Maar dat kan ik nog wel in de klassieke muziek: zo
helemaal opgaan in iets dat nog geheimen heeft. Ik vraag
op repetities aan onze pianist ook regelmatig: 'speel nog
eens die sonate van Beethoven uit het hoofd.' Dat vind ik
wonderbaarlijk... precies omdat ik het zelf niét kan. Er
gaat ook wel iets rustgevends uit van het besef dat ik
weet dat het voor mij te laat is om dat nog te leren."
"Ik heb met Freek de
Jonge gespeeld, en die kan ook niet meer rücksichtslos
buiklachen om een andere komiek, zoals hij dat kon voor
hij zélf het metier ging beoefenen. En in de autorit na
het optreden was Freek ook bijlange na niet de leukste.
Dat was de drummer. Mijn ervaring is trouwens dat
komieken bijna nooit geestige mensen zijn. Ze zijn
grappig op een podium, maar niet geestig ernaast. Niet
alleen kennen ze niet meer die instinctieve buiklach; die
totale overgave aan een lach, maar volgens mij is het nog
erger; volgens mij hebben beroepskomieken dat soort
buiklach nooit gekend. Tommy Cooper is naar mijn gevoel
de uitzondering die de regel bevestigt. Net zoals ik niet
kan zingen op een familiefeestje."
VOORBEELDEN
"Boeken en muziek van andere artiesten
kunnen mij echt opladen. Als ik een roman lees waarin de
hoofdpersoon een zelfverzekerd iemand is, ben ik tijdens
de periode dat ik dat boek lees ook zelfverzekerder dan
anders, en krijg ik meer voor elkaar. 'East Of Eden' van
John Steinbeck heeft bijvoorbeeld altijd een goed effect
op me. De hoofdpersoon daarin heeft meer liefde dan
organisatorisch talent, zeg maar, en dat herken ik wel.

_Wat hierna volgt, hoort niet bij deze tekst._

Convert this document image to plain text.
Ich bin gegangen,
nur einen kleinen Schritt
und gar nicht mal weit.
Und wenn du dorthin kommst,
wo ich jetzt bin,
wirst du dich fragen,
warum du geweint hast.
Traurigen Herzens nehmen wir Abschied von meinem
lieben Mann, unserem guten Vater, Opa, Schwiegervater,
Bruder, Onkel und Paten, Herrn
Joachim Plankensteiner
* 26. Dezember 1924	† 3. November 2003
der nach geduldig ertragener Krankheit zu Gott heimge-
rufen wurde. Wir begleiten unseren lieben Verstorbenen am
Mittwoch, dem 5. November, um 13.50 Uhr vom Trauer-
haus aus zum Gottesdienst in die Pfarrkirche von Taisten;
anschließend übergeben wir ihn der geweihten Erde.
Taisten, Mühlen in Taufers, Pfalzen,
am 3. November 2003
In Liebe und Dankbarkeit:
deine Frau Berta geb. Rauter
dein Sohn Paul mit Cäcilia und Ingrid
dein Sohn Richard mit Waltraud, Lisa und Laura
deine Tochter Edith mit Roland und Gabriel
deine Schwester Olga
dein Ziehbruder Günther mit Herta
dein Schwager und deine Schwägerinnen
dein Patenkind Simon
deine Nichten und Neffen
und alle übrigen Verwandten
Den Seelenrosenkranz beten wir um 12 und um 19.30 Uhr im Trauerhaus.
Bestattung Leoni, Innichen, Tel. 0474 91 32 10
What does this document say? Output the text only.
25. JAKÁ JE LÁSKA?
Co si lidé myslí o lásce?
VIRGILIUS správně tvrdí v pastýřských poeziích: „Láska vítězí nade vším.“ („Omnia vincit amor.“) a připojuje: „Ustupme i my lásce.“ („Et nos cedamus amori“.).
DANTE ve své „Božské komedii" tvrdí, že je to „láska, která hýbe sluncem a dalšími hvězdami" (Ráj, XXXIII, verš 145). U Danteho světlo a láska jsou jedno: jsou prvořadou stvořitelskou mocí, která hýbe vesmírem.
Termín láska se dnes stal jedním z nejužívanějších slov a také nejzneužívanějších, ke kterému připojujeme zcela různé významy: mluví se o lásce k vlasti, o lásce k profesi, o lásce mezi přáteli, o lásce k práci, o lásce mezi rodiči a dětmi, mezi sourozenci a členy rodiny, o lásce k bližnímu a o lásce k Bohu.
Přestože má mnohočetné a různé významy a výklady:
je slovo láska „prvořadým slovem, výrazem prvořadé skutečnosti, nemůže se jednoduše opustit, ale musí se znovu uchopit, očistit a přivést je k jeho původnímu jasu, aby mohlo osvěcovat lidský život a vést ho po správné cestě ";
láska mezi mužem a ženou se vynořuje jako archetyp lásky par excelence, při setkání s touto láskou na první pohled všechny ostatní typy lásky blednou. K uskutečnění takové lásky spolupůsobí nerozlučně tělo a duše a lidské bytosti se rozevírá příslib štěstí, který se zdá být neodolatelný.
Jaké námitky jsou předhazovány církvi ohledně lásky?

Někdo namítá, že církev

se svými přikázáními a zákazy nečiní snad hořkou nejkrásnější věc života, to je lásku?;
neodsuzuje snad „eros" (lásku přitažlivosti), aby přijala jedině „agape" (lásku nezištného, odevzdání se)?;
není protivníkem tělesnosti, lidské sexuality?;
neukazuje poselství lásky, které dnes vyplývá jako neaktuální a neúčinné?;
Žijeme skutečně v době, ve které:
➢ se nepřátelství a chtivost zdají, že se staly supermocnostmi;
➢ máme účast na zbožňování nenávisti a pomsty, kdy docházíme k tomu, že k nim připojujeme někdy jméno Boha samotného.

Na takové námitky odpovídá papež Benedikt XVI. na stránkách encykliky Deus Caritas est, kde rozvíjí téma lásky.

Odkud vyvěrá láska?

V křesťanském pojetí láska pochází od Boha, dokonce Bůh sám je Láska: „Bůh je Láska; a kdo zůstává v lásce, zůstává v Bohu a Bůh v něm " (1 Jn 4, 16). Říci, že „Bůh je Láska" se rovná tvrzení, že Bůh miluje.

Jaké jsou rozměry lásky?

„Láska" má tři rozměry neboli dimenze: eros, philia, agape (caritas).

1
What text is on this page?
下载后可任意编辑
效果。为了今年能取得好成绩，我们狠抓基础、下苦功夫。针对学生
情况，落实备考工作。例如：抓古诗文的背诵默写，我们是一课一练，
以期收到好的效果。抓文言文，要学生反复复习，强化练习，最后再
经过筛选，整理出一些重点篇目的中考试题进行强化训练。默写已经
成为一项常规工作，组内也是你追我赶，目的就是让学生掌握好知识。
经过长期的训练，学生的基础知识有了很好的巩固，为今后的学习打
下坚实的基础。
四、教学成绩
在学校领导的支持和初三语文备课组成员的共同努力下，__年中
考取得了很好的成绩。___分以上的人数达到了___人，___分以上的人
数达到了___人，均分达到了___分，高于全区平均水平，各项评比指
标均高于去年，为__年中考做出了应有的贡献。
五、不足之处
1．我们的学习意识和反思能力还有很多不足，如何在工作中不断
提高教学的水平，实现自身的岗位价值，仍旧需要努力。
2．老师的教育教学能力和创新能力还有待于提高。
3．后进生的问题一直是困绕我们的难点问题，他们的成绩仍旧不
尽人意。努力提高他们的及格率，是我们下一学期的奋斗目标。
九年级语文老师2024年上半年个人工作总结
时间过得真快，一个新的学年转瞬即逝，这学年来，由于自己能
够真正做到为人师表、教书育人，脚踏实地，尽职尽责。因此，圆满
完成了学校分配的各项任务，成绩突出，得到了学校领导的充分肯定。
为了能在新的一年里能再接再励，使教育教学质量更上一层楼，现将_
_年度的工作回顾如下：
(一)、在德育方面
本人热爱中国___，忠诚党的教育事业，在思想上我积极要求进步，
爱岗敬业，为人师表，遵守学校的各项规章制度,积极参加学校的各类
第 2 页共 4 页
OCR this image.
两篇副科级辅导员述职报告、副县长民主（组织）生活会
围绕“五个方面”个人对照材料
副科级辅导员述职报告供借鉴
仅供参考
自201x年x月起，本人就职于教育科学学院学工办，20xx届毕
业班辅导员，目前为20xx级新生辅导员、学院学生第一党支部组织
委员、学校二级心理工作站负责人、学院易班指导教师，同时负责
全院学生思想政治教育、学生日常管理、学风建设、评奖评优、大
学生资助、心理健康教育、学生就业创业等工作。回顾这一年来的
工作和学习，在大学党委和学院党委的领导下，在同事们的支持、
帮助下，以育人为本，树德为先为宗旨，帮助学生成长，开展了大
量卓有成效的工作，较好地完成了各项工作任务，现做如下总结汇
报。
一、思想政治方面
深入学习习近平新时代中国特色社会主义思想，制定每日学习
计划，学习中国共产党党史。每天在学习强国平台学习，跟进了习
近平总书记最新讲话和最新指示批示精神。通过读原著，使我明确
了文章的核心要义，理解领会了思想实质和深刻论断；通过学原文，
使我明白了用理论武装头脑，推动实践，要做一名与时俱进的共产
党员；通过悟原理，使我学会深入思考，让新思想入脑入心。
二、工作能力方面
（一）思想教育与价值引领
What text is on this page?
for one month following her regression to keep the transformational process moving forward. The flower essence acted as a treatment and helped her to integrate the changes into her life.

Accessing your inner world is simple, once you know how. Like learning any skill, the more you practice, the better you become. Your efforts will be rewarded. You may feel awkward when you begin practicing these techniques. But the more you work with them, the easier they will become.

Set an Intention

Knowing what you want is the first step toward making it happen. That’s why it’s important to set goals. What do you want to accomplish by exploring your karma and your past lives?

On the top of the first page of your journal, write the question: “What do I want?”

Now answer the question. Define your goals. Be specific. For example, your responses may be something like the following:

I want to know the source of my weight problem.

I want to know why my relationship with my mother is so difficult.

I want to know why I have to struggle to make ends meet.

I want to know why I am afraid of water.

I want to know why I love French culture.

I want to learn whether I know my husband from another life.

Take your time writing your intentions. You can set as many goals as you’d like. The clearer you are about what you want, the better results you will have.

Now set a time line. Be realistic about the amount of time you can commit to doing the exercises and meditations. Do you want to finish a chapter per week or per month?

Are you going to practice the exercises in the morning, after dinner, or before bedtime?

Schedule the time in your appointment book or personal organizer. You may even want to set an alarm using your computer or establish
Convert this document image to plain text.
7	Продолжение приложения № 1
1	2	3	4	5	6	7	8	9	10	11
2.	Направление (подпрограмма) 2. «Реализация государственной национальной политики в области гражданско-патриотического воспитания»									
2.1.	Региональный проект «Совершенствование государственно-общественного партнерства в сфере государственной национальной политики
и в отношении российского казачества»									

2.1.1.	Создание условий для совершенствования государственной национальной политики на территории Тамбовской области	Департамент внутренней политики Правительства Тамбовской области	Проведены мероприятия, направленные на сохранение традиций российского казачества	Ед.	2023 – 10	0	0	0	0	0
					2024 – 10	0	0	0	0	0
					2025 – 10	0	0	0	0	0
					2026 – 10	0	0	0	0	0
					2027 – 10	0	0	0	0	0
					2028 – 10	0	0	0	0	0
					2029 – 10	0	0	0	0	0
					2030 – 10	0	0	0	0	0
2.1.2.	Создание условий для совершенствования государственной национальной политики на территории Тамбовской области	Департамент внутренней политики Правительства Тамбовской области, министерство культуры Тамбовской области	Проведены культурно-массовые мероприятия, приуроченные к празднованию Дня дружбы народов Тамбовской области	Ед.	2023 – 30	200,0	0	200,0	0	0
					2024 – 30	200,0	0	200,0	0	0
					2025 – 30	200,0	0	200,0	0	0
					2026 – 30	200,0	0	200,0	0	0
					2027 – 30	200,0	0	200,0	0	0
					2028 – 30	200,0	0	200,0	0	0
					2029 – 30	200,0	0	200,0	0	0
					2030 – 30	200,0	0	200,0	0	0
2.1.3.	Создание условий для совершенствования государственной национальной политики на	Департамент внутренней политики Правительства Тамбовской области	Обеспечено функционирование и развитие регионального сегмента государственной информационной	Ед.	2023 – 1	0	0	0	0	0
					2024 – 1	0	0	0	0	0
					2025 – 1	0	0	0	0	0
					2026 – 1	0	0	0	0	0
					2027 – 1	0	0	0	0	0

Ik ben ook niet te beroerd om te leren uit de voorbeelden
van anderen. Eén van de redenen waarom The Scene succes
heeft, is dat ik jarenlang de carrière van Madonna op de
voet heb gevolgd. Madonna is niet iemand die je met onze
muziek zou associëren, maar toch heb ik veel van haar
geleerd. Bijvoorbeeld hoe pragmatisch zij omging met de
mogelijkheden van het platform waarop ze op een bepaald
moment kon opereren, en wat ze moest doen om een hoger
platform te bereiken, en wat ze dáár moest doen om een
nog hoger platform te bereiken. Visie. Dat je je blik
permanent moet focussen op waar je heen wil, en gebruik
maken van de talenten van diegenen die je op dat moment
omringen, dat heb ik van haar geleerd. Nou doet zij dat
wel érg meedogenloos (lacht). Ik ben helaas loyaler, en
niet zo avontuurlijk, ik ben niet voortdurend op zoek
naar nieuwe mensen. En da's misschien maar goed ook.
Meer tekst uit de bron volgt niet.